Thread
#prefect-community
    Marc Lipoff

    Marc Lipoff

    1 year ago
    Hi everyone. Does any one have experience/examples of getting a large response from a http get call, and writing to s3? Prefect has the map functionality, which seems like a good way to do this. If I were not using prefect, I'd do something like this:
    s3_client = boto3.client('s3')
    
    with requests.request("GET", url, stream=True) as r:
         r.raise_for_status()
    
         for chunk in r:
            s3_client.put_object(Body=chunk,
                                 Bucket='xxx',
                                 Key='xxx')
    s

    Sébastien

    1 year ago
    If you want to fully parallelize, you'll need to fetch the size beforehand, split it into chunks and run a map on the chunk parts (create a separate stream
    url<>S3
    for each chunk).
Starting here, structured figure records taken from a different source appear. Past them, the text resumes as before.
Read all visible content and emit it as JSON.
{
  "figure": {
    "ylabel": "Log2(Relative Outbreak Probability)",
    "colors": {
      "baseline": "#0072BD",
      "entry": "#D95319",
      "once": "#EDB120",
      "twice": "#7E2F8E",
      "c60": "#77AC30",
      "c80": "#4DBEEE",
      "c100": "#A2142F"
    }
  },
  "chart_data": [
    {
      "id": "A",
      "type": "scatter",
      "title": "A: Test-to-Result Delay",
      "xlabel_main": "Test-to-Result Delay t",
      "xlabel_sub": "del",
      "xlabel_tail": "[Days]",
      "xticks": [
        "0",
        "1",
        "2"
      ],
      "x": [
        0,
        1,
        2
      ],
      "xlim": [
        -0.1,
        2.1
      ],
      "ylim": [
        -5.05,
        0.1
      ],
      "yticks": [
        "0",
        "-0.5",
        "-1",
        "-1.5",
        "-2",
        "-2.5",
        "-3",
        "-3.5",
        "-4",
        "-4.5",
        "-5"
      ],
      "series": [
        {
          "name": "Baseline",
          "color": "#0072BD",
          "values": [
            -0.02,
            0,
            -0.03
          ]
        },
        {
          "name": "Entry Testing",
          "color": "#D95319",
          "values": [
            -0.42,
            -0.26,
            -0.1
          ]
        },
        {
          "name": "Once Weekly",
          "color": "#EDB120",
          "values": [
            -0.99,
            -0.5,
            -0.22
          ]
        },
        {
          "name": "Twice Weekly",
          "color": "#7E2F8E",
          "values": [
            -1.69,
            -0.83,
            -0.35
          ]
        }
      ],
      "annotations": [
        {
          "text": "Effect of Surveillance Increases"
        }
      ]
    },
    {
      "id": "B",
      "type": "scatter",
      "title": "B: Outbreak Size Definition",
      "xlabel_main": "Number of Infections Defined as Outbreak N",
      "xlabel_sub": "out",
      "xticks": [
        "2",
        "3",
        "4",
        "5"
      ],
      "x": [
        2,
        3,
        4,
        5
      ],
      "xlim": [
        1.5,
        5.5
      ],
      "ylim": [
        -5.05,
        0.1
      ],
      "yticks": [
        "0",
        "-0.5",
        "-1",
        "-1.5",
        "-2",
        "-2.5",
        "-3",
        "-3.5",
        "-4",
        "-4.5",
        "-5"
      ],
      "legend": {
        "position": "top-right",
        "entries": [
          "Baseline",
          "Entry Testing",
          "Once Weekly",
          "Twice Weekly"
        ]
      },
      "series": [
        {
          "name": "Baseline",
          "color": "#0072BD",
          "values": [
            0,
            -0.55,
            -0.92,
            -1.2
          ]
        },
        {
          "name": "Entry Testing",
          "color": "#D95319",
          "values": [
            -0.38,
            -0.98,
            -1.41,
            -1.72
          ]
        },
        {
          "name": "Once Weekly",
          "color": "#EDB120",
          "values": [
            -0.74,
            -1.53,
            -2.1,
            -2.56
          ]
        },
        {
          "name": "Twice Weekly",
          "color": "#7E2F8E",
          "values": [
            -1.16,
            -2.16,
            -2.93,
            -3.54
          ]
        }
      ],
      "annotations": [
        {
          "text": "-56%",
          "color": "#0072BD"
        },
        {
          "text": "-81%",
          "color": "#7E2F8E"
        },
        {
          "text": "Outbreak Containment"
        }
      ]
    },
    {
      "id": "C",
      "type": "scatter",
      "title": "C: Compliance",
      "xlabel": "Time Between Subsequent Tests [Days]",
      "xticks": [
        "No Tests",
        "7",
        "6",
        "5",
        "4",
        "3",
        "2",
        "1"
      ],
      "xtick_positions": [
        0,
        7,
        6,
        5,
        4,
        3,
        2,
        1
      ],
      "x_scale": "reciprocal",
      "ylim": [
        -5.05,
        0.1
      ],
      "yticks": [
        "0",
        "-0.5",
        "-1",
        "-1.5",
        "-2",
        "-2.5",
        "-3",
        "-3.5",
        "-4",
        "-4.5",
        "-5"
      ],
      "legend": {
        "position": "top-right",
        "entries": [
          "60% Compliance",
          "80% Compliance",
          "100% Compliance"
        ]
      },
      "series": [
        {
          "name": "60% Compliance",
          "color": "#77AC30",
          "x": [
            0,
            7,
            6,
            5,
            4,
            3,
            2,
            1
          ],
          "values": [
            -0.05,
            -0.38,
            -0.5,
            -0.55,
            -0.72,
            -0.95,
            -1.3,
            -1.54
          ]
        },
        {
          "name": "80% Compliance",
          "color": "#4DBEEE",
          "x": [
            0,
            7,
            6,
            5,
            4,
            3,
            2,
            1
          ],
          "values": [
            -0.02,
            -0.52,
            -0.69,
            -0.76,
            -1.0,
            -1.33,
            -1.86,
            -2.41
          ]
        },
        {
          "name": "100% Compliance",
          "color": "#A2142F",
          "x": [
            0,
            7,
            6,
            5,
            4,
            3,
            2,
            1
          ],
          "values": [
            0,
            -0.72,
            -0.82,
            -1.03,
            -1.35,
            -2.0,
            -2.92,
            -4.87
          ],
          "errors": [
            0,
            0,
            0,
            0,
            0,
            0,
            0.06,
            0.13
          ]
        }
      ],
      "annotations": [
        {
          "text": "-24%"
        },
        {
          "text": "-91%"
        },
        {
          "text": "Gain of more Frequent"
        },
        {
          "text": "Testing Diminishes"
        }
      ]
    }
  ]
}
The
    requests.request
    is a single streaming request. That single stream can't be turned into pieces without limiting yourself to I/O throughput on the initial worker (AFAIK). If you want to keep it simpler yet still speed it up, you should be able to use
    requests-futures
    to make it async and run on multiple OS threads (which, in turn, would not guarantee chunk ordering so make sure you reconstruct it properly once the whole object is streamed).
    Marc Lipoff

    Marc Lipoff

    1 year ago
    ok awesome. what would be the best way to reconstruct it?
    s

    Sébastien

    1 year ago
    Manually, step by step, by first modeling your solution before coding it and making sure it fulfills your needs.